Al di là di quello che ciascuno di noi può pensare di questa trasformazione della pedagogia scolastica, di cui al momento dobbiamo solo prendere atto, vorrei suggerire una riflessione e, di conseguenza, una proposta, di riforma dell’ultimo anno di liceo, anche in riferimento all’attuale modalità dell’Esame di Stato (la proposta si limita al liceo, perché è il settore in cui insegno, non sono quindi in grado di dire se potrebbe andar bene anche per gli istituti tecnici e professionali).
La riflessione e la proposta partono da una domanda e una considerazione. La domanda: ha ancora senso un quinto anno di liceo in cui ogni studente deve continuare a studiare tutte le materie, in vista di un esame finale che non richiederà più la conoscenza per contenuti, ma un’esposizione perlopiù libera e personale a partire da un materiale non necessariamente disciplinare?
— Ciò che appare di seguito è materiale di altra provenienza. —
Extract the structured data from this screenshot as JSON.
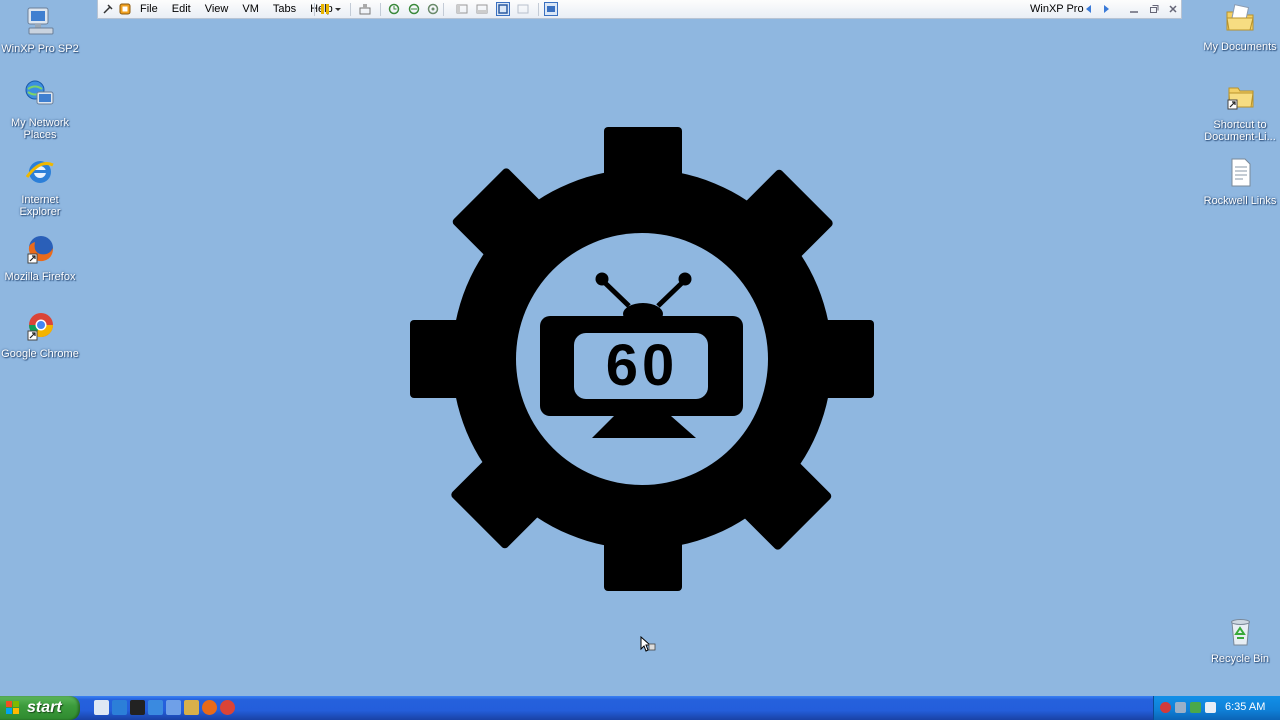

La considerazione: molti studenti, arrivati all’ultimo anno di liceo, non hanno ancora le idee chiare su quale facoltà universitaria scegliere. E non si tratta solo di un problema dell’orientamento scolastico, ma è dovuto, a mio avviso, al fatto che ancora al quinto e ultimo anno ogni studente è costretto a studiare tutte le materie, sia quelle in cui è portato, sia quelle in cui non è portato, ciò che gli impedisce di capire quale possa essere il suo reale talento intellettuale, dal momento che deve dedicare tempo ed energie a tutte le materie, senza concentrarsi realmente su quelle che potrebbero mostrargli una futura strada universitaria.
E qui si inserisce la proposta: trasformare l’ultimo anno di liceo in un anno in cui ogni studente, in collaborazione con il consiglio di classe, sceglie di seguire e studiare un numero limitato di materie, ossia quelle in cui dimostra un reale interesse e un autentico profitto. Due sarebbero le conseguenze positive:
- Per gli studenti: si sentirebbero più partecipi del proprio percorso educativo, in un’età ormai maggiorenne, diventando così anche corresponsabili di questo percorso, che loro stessi avrebbero scelto in corrispondenza dei propri interessi e risultati scolastici;
- Per i docenti: si troverebbero a insegnare la propria materia in classi composte da studenti realmente motivati e capaci, ciò che consentirebbe di sviluppare percorsi originali e di livello avanzato, rendendo più stimolante l’attività di insegnamento.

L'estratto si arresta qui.